Ömer Dinçer’in Bu düşüncesinin hatalı olduğunu ve Milli Eğitim Bakanlığının bu stratejisinin yanlış olduğunu bütün öğretmenler yaşadılar ve gördüler. Yanlış yapmak insanlara özgüdür, ancak yanlışta ısrar ederseniz yüzbinlerce insana zarar vermiş olursunuz. Bakanlığımızın bir an önce Tayin ve atama konularında geri adım atması ve daha önceki takvimlere geri dönmesi ivedilikle alınması gereken bir hareket olacaktır.
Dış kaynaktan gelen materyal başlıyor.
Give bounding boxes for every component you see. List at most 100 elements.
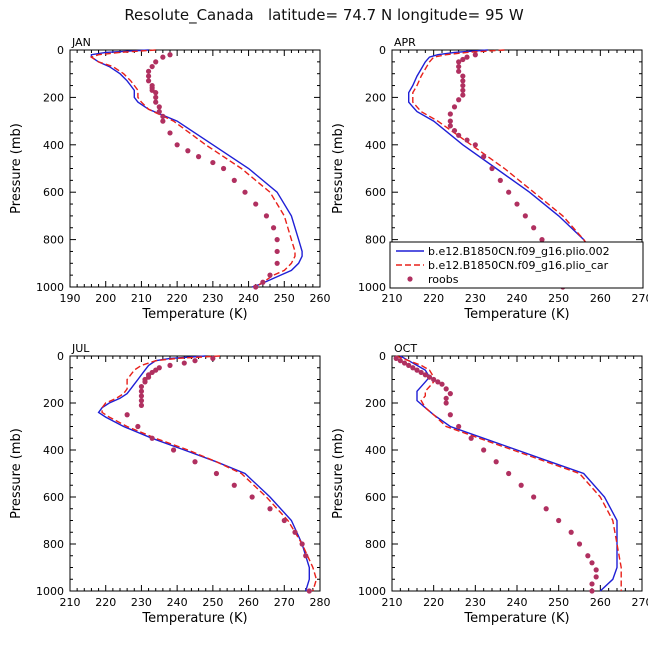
- obs-point: [138, 402, 145, 408]
- x-tick-label: 230: [465, 292, 486, 305]
- obs-point: [439, 381, 445, 387]
- obs-point: [456, 423, 462, 430]
- y-axis-label: Pressure (mb): [331, 123, 346, 214]
- obs-point: [589, 581, 595, 587]
- obs-point: [210, 355, 216, 361]
- y-tick-label: 1000: [358, 585, 386, 598]
- obs-point: [153, 90, 159, 96]
- obs-point: [303, 553, 309, 559]
- x-tick-label: 250: [548, 596, 569, 609]
- x-tick-label: 210: [60, 596, 81, 609]
- obs-point: [281, 517, 287, 524]
- y-tick-label: 600: [365, 186, 386, 199]
- obs-point: [451, 104, 458, 110]
- obs-point: [543, 506, 549, 512]
- obs-point: [460, 87, 466, 93]
- panel-oct: 210 220 230 240 250 260 270 0 200 400 600 800 1000 Te…: [331, 342, 648, 626]
- obs-point: [472, 142, 478, 148]
- obs-point: [242, 189, 248, 195]
- x-axis-label: Temperature (K): [463, 611, 569, 626]
- x-tick-label: 260: [310, 292, 331, 305]
- y-tick-label: 0: [57, 350, 64, 363]
- obs-point: [397, 358, 403, 364]
- panel-apr: 210 220 230 240 250 260 270 0 200 400 600 800 1000 Te…: [331, 36, 648, 322]
- obs-point: [160, 118, 166, 124]
- x-tick-label: 210: [382, 292, 403, 305]
- obs-point: [153, 59, 159, 65]
- x-tick-label: 280: [310, 596, 331, 609]
- y-tick-label: 600: [365, 491, 386, 504]
- obs-point: [174, 142, 180, 148]
- obs-point: [447, 111, 453, 117]
- obs-point: [156, 109, 162, 115]
- obs-point: [456, 132, 462, 138]
- obs-point: [231, 177, 237, 183]
- y-tick-label: 0: [379, 44, 386, 57]
- y-tick-label: 200: [365, 397, 386, 410]
- series-line-1: [90, 49, 303, 288]
- obs-point: [593, 567, 599, 573]
- obs-point: [589, 560, 595, 566]
- x-tick-label: 260: [590, 292, 611, 305]
- obs-point: [460, 78, 466, 84]
- obs-point: [192, 459, 198, 465]
- obs-point: [460, 82, 466, 89]
- y-tick-label: 0: [379, 350, 386, 363]
- obs-point: [435, 379, 441, 385]
- y-tick-label: 800: [43, 234, 64, 247]
- obs-point: [443, 386, 449, 392]
- x-tick-label: 270: [632, 596, 648, 609]
- series-line-2: [89, 49, 296, 288]
- obs-point: [135, 423, 141, 430]
- y-tick-label: 0: [57, 44, 64, 57]
- legend-box: [389, 241, 644, 289]
- series-line-2: [395, 355, 622, 591]
- panel-title: APR: [394, 36, 416, 49]
- x-tick-label: 250: [548, 292, 569, 305]
- obs-point: [138, 398, 145, 404]
- x-tick-label: 230: [202, 292, 223, 305]
- obs-point: [447, 412, 453, 418]
- x-tick-label: 210: [382, 596, 403, 609]
- x-axis-label: Temperature (K): [141, 611, 247, 626]
- y-tick-label: 400: [43, 139, 64, 152]
- obs-point: [460, 73, 466, 79]
- obs-point: [274, 237, 280, 243]
- y-tick-label: 400: [43, 444, 64, 457]
- x-tick-label: 220: [167, 292, 188, 305]
- obs-point: [531, 225, 537, 231]
- obs-point: [210, 159, 216, 166]
- obs-point: [414, 367, 420, 373]
- x-tick-label: 220: [95, 596, 116, 609]
- obs-point: [518, 482, 524, 488]
- obs-point: [431, 376, 437, 383]
- obs-point: [401, 360, 408, 366]
- y-tick-label: 800: [43, 538, 64, 551]
- y-tick-label: 800: [365, 538, 386, 551]
- plot-frame: [69, 49, 321, 288]
- obs-point: [170, 447, 177, 453]
- obs-point: [138, 388, 145, 394]
- obs-point: [456, 97, 462, 103]
- obs-point: [274, 248, 280, 255]
- plot-frame: [391, 355, 643, 592]
- panel-jul: 210 220 230 240 250 260 270 280 0 200 400 600 800 100…: [9, 342, 331, 626]
- obs-point: [299, 541, 305, 547]
- obs-point: [472, 52, 478, 58]
- x-tick-label: 250: [274, 292, 295, 305]
- y-tick-label: 200: [43, 397, 64, 410]
- legend-label: b.e12.B1850CN.f09_g16.plio_car: [428, 259, 609, 272]
- obs-point: [460, 56, 466, 63]
- y-tick-label: 1000: [36, 281, 64, 294]
- obs-point: [145, 68, 152, 74]
- obs-point: [576, 541, 583, 547]
- obs-point: [153, 94, 159, 100]
- y-tick-label: 600: [43, 186, 64, 199]
- x-tick-label: 240: [507, 292, 528, 305]
- obs-point: [410, 365, 416, 371]
- obs-point: [231, 482, 237, 488]
- obs-point: [263, 213, 270, 219]
- x-axis-label: Temperature (K): [141, 307, 247, 322]
- x-tick-label: 230: [465, 596, 486, 609]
Milli Eğitim Bakanlığının yanlış yaptığı konulardan birisi de okulları müstakil hale çevirme çabası. 4+4+4 eğitim sisteminin plansız programsız uygulamaya konulmasının ardından ülke genelindeki okulları bir anca müstakil binaya çevirme gayreti de yine büyük sorunları beraberinde getirdi. Yüz binler öğretmen okul değiştirmek zorunda kalırken milyonlarca öğrenci de okul değiştirerek sınıfına uygun okulları tercih etmek zorunda kaldı. İlk okul ,orta okul kavramları tekrar geri getirildi ancak bu kez de öğrenciler okul değiştirmek mecburiyetinde kaldı. İlkokulu bitiren bir öğrenci kendi okulunda orta okula devam edebilirken artık başka okula kayıt yaptırmak zorunda kalıyor. Bu da öğrencilerin evlerine yakın okul bulmak , sınıf arkadaşlarından ayrılmak ,öğretmenlerini bir daha görememek gibi psikolojik yıpranmalara sebep olacaktır. Olaylara kısa vadede baktığımız için gelecekte ortaya çıkacak toplumsal sorunları hesap edemiyoruz maalesef.
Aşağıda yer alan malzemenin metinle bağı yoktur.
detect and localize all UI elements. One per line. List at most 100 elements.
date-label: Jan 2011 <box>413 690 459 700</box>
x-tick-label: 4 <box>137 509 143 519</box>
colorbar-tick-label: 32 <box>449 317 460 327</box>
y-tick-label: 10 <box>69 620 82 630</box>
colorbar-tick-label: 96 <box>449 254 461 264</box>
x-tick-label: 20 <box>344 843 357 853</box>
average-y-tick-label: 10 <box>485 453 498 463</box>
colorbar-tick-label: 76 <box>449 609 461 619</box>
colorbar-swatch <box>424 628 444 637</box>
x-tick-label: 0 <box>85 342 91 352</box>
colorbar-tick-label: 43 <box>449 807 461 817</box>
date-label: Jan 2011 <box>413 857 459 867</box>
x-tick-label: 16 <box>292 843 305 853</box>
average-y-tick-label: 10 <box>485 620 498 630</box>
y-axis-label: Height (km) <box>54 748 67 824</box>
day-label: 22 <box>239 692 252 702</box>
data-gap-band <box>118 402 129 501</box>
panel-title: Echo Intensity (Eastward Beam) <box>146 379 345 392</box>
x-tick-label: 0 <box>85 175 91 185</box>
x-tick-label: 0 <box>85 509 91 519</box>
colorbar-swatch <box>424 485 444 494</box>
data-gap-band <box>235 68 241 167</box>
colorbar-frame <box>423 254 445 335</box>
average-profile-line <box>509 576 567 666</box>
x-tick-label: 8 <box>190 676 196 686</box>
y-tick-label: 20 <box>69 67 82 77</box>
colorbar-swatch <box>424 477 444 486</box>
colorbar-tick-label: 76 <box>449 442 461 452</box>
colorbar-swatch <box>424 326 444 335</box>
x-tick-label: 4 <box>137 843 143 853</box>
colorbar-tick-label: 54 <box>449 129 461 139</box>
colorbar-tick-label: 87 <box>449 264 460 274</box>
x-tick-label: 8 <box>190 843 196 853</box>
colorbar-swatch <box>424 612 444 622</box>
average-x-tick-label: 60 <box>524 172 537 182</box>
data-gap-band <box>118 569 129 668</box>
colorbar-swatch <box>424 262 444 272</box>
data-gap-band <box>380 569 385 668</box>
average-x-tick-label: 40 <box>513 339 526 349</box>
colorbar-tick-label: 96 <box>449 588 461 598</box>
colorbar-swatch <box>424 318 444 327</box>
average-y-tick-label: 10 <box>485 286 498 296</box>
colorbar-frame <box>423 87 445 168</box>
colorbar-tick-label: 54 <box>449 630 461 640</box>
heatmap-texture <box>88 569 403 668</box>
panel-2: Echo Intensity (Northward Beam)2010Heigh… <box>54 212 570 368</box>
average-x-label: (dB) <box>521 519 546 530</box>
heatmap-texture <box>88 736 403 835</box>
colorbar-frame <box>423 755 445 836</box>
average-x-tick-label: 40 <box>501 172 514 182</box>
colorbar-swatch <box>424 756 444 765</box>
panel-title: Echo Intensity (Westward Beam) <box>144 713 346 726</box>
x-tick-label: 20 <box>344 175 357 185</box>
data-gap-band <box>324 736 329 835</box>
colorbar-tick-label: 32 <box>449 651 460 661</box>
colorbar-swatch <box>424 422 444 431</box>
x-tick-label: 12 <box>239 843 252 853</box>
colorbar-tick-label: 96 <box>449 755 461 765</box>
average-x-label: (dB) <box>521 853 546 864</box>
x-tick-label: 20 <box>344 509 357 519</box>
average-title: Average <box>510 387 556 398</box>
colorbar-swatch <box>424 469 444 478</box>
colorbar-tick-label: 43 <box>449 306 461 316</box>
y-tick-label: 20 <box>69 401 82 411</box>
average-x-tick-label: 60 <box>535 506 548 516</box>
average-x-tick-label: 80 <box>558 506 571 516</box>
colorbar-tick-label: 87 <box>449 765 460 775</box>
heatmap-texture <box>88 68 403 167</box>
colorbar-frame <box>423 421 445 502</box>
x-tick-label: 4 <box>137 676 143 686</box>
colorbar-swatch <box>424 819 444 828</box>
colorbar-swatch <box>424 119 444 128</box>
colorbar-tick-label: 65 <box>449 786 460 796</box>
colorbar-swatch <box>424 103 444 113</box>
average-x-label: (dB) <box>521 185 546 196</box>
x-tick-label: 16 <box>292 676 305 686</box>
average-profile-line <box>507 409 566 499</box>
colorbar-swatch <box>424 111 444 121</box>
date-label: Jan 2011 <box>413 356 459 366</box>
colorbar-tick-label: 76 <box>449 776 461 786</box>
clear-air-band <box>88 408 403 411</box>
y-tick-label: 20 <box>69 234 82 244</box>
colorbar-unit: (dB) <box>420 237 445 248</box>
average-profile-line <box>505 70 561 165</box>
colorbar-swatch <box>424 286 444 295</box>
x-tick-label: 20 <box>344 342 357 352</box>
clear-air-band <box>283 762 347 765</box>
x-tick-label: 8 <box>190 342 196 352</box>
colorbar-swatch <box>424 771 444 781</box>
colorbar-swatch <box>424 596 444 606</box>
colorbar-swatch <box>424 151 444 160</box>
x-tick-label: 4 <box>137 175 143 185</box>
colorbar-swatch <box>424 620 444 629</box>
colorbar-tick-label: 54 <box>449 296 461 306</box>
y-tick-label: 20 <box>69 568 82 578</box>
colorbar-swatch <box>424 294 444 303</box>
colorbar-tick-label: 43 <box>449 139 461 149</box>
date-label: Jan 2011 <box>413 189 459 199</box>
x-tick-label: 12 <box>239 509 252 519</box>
Bu sorunlara onlarcasını eklemek mümkün;
Ders saatlerinin artırılmasıyla öğrencileri gece geç saatlere kadar ders işlemeleri,
Okul dönüşümlerinin öğretmenler , öğrenciler ve veliler tarafından sorunlar ortaya çıkarması ,
Alan değişikliği ile bir çok öğretmenin uzmanı olmadığı alanlarda öğretmenlik yapması,
Okullarda binaların sisteme uygun olmaması ,
Bürokratik ve mevzuat boşluğu kaynaklı sorunlar,
Sınav sistemlerinde sürekli değişikliğe gidilmek zorunda kalması ,
Anadolu lisesi öğrenci sınıflarının yetersiz olmasından dolayı on binlerce öğrencinin istemeyerek meslek lisesine gitmek zorunda kalması vs. vs.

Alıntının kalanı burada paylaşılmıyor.